Lyric Poetry After Auschwitz

In which I review books without actually having read them, based only on the titles. Starting with Kent Johnson’s Lyric Poetry After Auschwitz, which has been the buzz of the blogs recently.

The title is of course a quote, from (Google tells me) Theodore Adorno, who said that poetry after Auschwitz was ‘barbaric’ – though he also said that ‘literature must resist this verdict’.

So, we have a book of poetry which gets its title from a quote about poetry from a culture theorist. First deduction: this book is full of self-consciously intellectual poetry that isn’t afraid to approach its subject through a layer of heavy-handed irony.

In fact, there’s no way someone who would choose this title would be gauche enough to to use the phrase ‘lyric poetry’ in a straightforward way. It’s a further irony – the poems in the book are not in fact lyrics at all!

On the other hand, despite all the irony sloshing around the place, there are certain magic words that are too important to make light of, even for people who read cultural theorists. Theory fans are generally earnest about their politics anyway, but mentioning Auschwitz in the title means this a book of Very Serious Poetry.
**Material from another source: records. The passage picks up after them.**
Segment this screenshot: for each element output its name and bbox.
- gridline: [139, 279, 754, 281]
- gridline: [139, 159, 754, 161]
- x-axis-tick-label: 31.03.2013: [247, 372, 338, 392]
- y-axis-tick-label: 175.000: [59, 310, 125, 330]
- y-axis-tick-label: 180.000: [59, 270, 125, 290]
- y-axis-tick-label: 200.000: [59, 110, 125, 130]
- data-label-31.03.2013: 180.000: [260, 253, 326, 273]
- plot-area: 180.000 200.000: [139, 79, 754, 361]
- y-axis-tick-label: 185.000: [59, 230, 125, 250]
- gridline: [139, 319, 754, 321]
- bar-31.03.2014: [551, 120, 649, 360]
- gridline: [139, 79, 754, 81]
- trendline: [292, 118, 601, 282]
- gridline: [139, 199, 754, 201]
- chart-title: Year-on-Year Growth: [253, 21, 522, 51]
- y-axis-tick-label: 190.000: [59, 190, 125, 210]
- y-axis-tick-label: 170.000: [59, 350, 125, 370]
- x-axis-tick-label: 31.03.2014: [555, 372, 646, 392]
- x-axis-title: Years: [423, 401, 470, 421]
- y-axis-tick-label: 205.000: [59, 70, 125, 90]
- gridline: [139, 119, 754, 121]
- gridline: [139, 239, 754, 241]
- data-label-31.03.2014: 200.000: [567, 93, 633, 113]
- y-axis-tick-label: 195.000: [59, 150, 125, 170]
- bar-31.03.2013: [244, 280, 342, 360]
The poet must have a Very Serious point to make – I’m guessing he thinks Auschwitz was a bad thing. He probably also draws in some more contemporary events as well, for topicality.

So we have non-lyrical (in fact, anti-lyrical) poetry about Auschwitz, Srebrenica, Iraq and so on. But it’s not just about the sadness of the human condition – no, it’s highly politicised. And it’s very aware of irony but has no sense of humour.

As you may have gathered, I hate this title. It’s aggressive, holier-than-thou, patronising, self-important and heavy-handed.